Un Accord de libre-échange commercial  a été signé entre la Chine et le Pérou et est officiellement entré en vigueur le 1er mars, a déclaré lundi le ministère chinois du Commerce.

Cet accord devrait favoriser les échanges commerciaux et le développement économique tout en permettant d’accroître l’entente entre les deux pays, a précisé le ministère chinois dans un communiqué de presse diffusé sur son site Internet.

Selon les termes de cet accord économique, 90% des produits exportés, dont des produits électroniques, automobiles, chimiques, mécaniques et issus de l’industrie légère pour la partie chinoise et de la poudre de poisson, des fruits et des minérais pour le Pérou, seront au fur et à mesure dédouanés.

Les deux nations doivent également développer des relations plus étroites dans les secteurs agricole, minier et touristique et accentuer leurs investissements réciproques.

Cet accord est le deuxième du même type signé entre la Chine et un pays d’Amérique latine,  le Chili avait signé un accord de collaboration en 2005.

Selon un rapport douanier chinois, le volume du commerce entre la Chine et le Pérou a atteint les 7,5 milliards de dollars en 2008, soit une augmentation de 24% par rapport à 2007. La Chine est actuellement le deuxième partenaire commercial du Pérou, a spécifié le ministère chinois du Commerce.

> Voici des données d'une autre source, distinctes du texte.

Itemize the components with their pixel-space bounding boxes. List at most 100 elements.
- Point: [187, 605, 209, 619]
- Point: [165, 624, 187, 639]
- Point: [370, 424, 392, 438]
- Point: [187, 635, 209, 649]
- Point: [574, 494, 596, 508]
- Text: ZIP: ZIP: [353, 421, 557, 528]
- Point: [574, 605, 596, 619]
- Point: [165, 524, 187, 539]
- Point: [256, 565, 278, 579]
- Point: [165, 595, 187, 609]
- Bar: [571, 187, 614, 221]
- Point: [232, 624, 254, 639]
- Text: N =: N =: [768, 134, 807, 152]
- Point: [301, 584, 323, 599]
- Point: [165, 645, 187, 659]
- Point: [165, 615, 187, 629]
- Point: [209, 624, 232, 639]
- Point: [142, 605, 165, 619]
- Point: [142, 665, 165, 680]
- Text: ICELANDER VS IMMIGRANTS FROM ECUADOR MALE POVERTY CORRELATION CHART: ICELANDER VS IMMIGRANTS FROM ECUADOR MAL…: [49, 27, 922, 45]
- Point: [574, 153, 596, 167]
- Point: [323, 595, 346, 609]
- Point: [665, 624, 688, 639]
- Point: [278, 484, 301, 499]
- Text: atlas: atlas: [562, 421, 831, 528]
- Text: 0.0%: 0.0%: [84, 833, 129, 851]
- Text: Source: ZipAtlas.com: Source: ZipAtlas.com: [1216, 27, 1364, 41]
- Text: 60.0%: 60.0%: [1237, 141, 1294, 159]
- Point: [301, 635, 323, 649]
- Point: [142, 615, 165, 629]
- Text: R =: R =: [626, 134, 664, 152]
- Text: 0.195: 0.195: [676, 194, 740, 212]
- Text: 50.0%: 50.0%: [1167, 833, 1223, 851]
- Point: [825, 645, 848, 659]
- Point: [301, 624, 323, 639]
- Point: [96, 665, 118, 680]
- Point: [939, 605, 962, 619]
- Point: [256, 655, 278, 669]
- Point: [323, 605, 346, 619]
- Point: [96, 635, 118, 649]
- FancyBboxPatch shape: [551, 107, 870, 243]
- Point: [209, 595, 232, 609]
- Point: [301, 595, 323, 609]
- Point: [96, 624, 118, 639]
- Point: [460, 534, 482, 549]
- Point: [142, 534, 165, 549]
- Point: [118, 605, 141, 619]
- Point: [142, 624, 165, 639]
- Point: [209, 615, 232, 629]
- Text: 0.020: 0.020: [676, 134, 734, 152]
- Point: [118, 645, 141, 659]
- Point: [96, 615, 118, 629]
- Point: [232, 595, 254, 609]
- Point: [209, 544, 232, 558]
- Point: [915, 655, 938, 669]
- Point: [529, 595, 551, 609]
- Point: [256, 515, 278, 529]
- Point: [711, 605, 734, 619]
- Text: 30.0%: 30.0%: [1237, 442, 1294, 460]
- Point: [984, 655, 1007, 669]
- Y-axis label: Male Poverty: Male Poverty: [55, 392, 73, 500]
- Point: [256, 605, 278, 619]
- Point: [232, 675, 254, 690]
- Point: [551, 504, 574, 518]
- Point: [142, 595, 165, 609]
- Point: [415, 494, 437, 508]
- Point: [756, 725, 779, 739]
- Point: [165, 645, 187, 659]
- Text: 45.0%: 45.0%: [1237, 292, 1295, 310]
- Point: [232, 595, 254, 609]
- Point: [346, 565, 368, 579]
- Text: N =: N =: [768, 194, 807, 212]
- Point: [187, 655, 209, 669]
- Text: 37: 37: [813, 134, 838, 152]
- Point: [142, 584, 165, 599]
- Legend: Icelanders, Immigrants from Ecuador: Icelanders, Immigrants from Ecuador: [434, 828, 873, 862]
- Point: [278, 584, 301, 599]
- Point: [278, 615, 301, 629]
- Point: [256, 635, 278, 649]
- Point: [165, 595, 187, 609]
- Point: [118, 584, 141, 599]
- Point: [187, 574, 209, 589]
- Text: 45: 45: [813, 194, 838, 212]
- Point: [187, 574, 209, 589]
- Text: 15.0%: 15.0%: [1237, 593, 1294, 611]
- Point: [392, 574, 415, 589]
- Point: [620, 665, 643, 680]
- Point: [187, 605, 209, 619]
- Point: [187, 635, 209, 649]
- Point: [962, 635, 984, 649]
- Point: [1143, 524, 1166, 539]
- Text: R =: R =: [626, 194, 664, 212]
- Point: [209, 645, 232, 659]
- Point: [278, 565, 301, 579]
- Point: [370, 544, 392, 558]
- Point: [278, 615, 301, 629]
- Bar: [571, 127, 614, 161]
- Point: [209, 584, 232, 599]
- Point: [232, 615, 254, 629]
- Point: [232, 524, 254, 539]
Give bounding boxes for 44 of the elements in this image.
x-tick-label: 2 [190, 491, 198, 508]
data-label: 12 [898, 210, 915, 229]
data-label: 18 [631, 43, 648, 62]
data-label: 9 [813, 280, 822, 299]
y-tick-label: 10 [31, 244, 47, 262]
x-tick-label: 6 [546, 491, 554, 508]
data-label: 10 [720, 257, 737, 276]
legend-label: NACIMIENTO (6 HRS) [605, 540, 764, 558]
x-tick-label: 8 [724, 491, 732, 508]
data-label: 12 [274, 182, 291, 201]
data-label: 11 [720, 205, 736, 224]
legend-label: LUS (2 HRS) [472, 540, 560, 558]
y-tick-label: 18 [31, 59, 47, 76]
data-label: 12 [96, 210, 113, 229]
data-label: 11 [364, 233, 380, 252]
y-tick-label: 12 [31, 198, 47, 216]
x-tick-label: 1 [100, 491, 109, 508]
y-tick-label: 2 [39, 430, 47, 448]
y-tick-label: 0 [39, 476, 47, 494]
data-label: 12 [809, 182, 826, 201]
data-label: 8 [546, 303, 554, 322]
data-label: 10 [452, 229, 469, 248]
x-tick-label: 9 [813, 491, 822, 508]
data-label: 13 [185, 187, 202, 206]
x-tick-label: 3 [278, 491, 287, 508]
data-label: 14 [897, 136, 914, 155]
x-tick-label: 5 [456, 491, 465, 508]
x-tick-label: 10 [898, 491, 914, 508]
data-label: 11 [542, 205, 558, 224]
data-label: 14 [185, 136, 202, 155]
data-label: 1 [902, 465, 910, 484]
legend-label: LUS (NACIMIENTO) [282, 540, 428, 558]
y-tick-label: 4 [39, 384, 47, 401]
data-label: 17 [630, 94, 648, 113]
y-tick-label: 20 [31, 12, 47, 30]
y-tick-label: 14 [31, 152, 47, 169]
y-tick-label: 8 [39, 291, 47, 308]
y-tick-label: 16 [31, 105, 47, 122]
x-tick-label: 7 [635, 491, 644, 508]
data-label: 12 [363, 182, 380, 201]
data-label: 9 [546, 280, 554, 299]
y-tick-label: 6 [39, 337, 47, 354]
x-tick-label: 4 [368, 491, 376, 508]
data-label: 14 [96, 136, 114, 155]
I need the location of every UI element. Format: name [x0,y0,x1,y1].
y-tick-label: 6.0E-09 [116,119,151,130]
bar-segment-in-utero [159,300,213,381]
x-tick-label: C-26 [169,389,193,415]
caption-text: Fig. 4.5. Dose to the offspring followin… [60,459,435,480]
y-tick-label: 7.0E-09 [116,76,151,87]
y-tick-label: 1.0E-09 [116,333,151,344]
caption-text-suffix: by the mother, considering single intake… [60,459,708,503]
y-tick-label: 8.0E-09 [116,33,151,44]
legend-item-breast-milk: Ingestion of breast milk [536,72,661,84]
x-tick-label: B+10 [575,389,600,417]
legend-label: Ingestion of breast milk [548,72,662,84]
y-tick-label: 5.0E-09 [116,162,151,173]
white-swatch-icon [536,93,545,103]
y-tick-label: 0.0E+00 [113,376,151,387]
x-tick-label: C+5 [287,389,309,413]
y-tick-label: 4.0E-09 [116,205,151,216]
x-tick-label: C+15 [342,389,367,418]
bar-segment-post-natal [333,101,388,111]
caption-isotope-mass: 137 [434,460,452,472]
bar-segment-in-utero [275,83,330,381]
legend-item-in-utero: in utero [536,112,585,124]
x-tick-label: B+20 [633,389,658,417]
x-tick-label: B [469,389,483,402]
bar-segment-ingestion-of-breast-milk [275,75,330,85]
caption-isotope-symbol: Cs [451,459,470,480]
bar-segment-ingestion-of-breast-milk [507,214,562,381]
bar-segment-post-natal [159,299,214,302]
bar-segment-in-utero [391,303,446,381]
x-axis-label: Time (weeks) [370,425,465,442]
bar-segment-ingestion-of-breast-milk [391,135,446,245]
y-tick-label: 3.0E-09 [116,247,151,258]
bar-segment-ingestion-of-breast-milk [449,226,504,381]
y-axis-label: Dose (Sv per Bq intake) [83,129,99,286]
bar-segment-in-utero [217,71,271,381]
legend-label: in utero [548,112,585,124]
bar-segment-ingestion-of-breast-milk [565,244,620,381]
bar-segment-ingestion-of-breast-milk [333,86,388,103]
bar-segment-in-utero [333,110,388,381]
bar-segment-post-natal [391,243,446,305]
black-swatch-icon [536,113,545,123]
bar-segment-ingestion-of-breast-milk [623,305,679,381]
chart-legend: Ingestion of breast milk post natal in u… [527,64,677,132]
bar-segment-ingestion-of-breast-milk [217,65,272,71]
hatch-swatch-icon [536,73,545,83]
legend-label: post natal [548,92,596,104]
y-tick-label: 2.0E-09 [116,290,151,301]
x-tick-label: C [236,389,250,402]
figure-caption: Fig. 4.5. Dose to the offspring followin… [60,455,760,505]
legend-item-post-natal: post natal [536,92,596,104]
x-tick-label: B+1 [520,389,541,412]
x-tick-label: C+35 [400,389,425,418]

L’Union Européene s’est également rapproché du Pérou et de la Colombie en signant un accord de libre-échange qui favorisera la libéralisation de leurs échanges commerciaux, a déclaré lundi la Commission européenne.
L’exécutif européen s’est réjoui de cette coopération dans un communiqué en déclarant « Au cours de la 9e ronde de négociations qui ont eu lieu à Bruxelles, les négociateurs sont parvenus à un accord sur les éléments clés d’un accord commercial ambitieux qui va inaugurer un nouveau cadre de relations commerciales et d’investissement entre l’Union européenne et les pays andins signataires ». L’accord envisage une libéralisation totale des échanges de produits industriels et de la pêche.

Pour l’UE, il s’agit avant tout d’obtenir la suppression des barrières douanières à terme pour les produits de son industrie, plus précisèment de l’industrie automobile. Les Européens avaient pour objectif de rendre plus aisé l’accès aux marchés péruvien et colombien pour les vins et spiritueux ainsi que les produits laitiers.

Dès la mise en place effective du traité, 80% du commerce des produits industriels sera libéralisé avec le Pérou et 65% avec la Colombie.